The Truth About Dusty Springfield's Real Name

From the opening bars to the iconic chorus, "Son of a Preacher Man" is an instantly recognizable hit from the '60s-era English soul singer Dusty Springfield, via AllMusic. Over countless albums and hundreds of hit singles, Springfield defined the sound of her generation, earning the musician high-profile spots in movie soundtracks many years later, like Quentin Tarantino's "Pulp Fiction," among other tributes and honors. It's even said that her music, part of what's called the British "Beat Boom" set the stage for the British Invasion, led by The Beatles later on. As is often the case with successful performers, though, neither Dusty nor Springfield were her real name. 

According to Britannica, the woman whom the world would later know as Dusty Springfield was born in London, England in 1939. She had an unhappy childhood, but she grew up loving the blues and Motown music, and she sang and performed music from a young age. Early on, Springfield even showed a knack for self- reinvention, per Irish Post. When she was only 16, she left school, and although she kept the same name, she did change her persona, updating her look to the mod fashions of the time. The young woman who would eventually be one of the most acclaimed singers of her era was otherwise doomed for a boring life as a librarian, she said. In her view, she needed a change (via Irish Post).

Dusty Springfield was in a band called The Springfields

The artist who would one day be known as Dusty Springfield began her professional singing career in a girl group called the Lana Sisters, with which she recorded just a handful of albums and found only moderate success, via AllMusic. At that point, she adopted the stage name "Shan," the first of two stage names she would have in her career. A few short years later, the Lana Sisters had folded and the singer was in need of a new project. At this point, she turned to her brother, Dion, who was also a musician, to form her next group. 

It was also at this time that she adopted the Dusty Springfield moniker, and that name is related to what that new group she formed with her brother was called. The group that the artist who would one day be called Dusty Springfield formed with her brother, Dion, was a trio called The Springfields. For this reason, all the members adopted the Springfield surname, with new first names as well. Dusty Springfield's brother Dion became Tom Springfield, and Dion's sister chose the name with which she'd become famous, according to Biography.

Dust Springfield found fame as a solo artist

Like the Lana Sisters, The Springfields were not a long-lasting project, and by the mid-to-late '60s, Dusty Springfield went solo and brought her stage name along with her. It's during this solo period in Dusty Springfield's career when she released most of her hits, including the aforementioned "Son of a Preacher Man," but also "You Don't Have to Say You Love Me," and "I Only Want to Be With You," among many others, via AllMusic. In addition to a number of classic pop tunes from this time, Springfield also became something of a fashion icon during this period, particularly among the Mods, with black eye-liner and an impressive blonde beehive hairdo. 

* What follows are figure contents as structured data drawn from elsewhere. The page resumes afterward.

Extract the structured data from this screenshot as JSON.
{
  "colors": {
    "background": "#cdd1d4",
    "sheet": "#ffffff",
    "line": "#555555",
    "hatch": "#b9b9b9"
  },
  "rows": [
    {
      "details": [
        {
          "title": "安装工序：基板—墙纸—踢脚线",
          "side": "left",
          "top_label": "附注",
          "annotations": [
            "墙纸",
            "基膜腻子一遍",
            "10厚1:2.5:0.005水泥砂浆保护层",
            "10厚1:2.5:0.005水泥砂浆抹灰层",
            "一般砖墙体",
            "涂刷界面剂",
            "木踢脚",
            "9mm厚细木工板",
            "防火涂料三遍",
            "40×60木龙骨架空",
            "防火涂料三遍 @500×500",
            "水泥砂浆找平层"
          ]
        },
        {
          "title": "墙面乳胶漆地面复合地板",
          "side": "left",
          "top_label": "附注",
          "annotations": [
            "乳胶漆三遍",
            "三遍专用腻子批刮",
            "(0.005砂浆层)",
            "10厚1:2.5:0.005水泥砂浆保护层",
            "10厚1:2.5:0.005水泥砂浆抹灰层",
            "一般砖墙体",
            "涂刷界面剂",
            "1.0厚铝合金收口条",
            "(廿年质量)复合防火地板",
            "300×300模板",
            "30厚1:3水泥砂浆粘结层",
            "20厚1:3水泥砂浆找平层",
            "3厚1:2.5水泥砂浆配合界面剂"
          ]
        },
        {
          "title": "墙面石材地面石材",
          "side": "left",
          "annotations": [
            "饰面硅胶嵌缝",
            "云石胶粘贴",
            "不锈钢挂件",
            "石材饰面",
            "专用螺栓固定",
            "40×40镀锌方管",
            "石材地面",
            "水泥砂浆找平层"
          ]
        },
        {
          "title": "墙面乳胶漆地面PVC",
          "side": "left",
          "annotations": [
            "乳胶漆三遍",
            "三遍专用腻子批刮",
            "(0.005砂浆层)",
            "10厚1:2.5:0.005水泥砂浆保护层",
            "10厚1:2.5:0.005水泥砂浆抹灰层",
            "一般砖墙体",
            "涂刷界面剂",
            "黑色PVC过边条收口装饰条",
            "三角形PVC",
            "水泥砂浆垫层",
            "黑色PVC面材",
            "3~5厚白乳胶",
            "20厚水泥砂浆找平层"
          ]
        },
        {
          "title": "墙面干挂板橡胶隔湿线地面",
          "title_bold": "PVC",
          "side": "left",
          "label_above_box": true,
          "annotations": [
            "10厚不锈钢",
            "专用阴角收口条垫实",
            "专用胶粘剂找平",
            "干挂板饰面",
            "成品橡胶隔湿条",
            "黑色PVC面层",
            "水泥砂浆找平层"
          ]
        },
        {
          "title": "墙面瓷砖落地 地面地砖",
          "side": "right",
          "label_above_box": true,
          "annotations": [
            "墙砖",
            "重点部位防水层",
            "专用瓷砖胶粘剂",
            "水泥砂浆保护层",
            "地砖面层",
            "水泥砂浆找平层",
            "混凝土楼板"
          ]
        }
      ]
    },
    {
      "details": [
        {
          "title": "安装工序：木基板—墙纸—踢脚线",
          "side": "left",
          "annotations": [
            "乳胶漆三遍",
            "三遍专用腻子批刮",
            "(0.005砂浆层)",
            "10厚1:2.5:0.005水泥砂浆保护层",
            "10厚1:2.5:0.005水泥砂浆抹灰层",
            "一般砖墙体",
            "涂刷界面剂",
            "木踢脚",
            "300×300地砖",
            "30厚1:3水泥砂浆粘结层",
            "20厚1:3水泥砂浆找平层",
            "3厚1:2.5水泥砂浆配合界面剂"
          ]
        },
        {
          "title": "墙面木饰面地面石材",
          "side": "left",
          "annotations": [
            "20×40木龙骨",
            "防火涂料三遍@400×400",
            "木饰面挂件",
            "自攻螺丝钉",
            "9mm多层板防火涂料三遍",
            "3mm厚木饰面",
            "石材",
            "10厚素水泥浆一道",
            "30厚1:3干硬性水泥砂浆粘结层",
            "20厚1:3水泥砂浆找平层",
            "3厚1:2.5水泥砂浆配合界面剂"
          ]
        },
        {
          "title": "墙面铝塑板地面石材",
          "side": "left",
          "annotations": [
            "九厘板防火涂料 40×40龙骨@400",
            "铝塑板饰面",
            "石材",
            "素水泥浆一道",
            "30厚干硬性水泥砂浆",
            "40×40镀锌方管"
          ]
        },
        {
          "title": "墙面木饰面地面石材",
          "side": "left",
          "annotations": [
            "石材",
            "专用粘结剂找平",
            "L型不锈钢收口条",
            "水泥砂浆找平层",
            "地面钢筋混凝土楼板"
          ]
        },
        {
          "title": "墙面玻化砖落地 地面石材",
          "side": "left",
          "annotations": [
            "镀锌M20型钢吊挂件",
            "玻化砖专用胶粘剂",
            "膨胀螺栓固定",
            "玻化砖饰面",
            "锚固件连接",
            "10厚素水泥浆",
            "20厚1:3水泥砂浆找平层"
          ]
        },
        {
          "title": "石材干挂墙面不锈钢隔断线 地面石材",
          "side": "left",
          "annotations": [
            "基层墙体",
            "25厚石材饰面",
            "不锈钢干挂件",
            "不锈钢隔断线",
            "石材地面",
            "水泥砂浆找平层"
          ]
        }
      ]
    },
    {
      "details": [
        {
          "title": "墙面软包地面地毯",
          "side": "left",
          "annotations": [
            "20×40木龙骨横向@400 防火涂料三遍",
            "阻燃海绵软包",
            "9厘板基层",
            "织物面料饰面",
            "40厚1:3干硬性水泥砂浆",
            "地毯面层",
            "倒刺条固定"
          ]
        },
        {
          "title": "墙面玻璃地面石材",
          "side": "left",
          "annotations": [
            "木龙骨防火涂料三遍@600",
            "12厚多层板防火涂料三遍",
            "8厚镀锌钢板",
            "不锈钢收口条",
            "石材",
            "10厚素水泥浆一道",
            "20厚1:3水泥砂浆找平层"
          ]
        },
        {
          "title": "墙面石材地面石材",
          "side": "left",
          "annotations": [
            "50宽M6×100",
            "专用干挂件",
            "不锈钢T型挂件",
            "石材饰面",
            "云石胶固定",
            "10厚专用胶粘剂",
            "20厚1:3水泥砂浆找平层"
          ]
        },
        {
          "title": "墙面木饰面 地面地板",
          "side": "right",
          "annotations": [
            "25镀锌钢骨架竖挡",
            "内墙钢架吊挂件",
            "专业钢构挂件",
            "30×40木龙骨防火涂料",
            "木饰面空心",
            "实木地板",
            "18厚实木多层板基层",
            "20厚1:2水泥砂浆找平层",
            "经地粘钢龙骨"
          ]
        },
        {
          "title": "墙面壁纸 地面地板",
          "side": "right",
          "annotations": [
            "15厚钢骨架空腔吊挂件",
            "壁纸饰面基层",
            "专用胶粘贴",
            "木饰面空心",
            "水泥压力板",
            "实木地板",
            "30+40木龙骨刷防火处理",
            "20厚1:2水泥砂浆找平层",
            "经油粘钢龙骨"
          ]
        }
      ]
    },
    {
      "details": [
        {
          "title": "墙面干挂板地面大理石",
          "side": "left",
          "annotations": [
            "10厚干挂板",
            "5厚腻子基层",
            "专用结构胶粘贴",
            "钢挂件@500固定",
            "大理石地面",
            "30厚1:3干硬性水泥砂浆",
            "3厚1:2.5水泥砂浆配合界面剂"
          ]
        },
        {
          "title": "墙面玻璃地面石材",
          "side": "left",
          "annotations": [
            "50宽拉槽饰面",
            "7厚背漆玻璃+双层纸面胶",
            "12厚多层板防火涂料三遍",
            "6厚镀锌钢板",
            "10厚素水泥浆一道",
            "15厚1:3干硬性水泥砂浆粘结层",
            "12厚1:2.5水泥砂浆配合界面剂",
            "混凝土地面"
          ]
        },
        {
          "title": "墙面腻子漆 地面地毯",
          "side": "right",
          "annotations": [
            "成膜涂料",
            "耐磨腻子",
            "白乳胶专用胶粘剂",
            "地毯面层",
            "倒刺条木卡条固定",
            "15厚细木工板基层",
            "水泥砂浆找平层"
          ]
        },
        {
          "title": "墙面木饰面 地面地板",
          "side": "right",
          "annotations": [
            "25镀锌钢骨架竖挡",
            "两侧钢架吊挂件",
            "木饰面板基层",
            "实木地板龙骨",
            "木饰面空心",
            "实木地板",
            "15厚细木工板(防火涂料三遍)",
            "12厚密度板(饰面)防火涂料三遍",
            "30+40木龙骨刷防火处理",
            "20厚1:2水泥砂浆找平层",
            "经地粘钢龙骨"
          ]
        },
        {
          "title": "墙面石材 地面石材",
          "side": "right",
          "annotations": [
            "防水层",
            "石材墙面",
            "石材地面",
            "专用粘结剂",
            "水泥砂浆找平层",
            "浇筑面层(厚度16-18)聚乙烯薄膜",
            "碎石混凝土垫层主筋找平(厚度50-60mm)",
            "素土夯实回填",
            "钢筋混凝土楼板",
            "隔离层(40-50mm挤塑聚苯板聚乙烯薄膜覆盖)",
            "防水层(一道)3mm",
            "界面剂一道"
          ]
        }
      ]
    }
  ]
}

Nevertheless, Springfield remained insecure about her appearance, as The Irish Post reports. Eventually, Springfield's career fell into decline, but by the 1980s her work found a new audience when the new wave duo Pet Shop Boys featured her in their hit song "What Have I Done to Deserve This." That guest spot, combined with "Preacher Man" in the "Pulp Fiction" soundtrack cemented Mary Isabel Catherine Bernadette O'Brien, performing as Dusty Springfield, as an all-time great singer, no matter the era, and however trends in fashion may change.